8. Am I thinking with the Church on this issue? This might be the most important question of all. Let’s say you’ve done all of the above but you find yourself in disagreement with the local bishop or the bishops conference, or even the pope on some prudential matter. The key question now is whether you are thinking with the Church on the issue. Do you share the same values and principles but just disagree how to apply them?

For example, the USCCB supported national health care reform — minus, of course, what Obamacare did with abortion and contraception. Let’s say you don’t think expanding regulations and increasing Medicaid funding is the way to achieve this. But perhaps you still think society should work together to provide health care to those who afford it? You just think that it should be done a different way, either through tax incentives to businesses, more free-market oriented regulations, or even just through some hypothetical changes to Catholic hospitals so that more people in need can be served.

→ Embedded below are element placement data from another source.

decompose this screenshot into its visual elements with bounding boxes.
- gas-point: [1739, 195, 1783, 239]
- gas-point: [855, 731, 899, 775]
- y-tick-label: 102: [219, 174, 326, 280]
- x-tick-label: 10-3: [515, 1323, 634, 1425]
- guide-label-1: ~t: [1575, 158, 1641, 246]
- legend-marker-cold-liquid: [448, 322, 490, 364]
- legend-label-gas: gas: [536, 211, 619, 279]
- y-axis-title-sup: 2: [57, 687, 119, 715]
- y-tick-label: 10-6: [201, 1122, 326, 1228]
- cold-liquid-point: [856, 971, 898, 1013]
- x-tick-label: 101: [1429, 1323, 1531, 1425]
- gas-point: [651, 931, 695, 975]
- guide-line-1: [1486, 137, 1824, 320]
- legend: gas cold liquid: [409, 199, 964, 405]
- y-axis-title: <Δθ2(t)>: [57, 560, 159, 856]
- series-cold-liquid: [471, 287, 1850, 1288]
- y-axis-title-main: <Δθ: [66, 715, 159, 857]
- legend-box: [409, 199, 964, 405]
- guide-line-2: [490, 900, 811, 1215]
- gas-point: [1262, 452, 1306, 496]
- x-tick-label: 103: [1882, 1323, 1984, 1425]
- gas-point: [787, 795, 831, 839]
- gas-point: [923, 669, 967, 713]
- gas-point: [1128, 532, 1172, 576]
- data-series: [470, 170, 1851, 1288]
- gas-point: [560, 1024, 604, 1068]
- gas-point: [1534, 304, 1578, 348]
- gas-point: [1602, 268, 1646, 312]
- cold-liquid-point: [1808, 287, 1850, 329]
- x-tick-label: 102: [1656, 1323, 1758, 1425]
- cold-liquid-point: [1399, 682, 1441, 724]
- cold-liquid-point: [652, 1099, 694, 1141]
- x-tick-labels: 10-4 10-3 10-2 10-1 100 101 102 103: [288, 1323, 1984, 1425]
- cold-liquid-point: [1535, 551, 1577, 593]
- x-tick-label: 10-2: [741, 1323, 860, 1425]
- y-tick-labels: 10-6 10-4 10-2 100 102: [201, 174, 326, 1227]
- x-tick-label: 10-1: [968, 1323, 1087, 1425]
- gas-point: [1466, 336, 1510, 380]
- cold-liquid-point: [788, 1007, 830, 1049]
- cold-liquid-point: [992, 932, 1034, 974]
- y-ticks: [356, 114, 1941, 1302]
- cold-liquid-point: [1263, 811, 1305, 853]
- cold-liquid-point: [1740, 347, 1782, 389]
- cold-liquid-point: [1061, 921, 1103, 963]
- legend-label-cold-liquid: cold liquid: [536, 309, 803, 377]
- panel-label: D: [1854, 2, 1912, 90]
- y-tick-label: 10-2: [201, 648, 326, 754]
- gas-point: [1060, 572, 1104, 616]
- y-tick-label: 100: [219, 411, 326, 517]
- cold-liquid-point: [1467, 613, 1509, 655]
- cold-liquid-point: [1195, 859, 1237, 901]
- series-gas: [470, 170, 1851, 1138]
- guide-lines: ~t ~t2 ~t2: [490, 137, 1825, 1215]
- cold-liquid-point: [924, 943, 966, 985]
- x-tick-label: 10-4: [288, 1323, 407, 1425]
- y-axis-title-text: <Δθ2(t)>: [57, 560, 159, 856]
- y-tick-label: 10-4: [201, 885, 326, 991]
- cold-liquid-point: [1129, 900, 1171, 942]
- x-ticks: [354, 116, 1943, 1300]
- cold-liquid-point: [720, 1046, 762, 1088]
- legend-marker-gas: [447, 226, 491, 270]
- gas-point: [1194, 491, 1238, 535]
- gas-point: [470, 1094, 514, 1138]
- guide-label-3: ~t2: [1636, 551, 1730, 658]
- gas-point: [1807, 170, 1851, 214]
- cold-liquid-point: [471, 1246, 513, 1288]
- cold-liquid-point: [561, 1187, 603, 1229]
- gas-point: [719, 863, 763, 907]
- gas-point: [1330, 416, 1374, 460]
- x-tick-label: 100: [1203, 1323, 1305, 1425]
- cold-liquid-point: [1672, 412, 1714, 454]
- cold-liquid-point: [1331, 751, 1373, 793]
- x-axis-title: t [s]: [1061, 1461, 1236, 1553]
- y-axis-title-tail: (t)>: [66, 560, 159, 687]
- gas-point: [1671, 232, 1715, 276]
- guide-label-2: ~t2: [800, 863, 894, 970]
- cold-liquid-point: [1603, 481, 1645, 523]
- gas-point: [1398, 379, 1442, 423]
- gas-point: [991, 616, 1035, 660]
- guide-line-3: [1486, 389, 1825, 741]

If that’s what’s going through your head, then you are still thinking with the Church on this issue. But if the sole reason for your opposition is your concern over how your taxes might go up then you’re not thinking with the Church on this issue. Or if you believe that individuals are responsible for their own health care, that poverty is a moral fault, and that there are no circumstances in which someone might legitimately need help paying for health care then you do not share the Catholic Church’s understanding of social reality, its emphasis on the virtue of compassion, and its vision of the human person.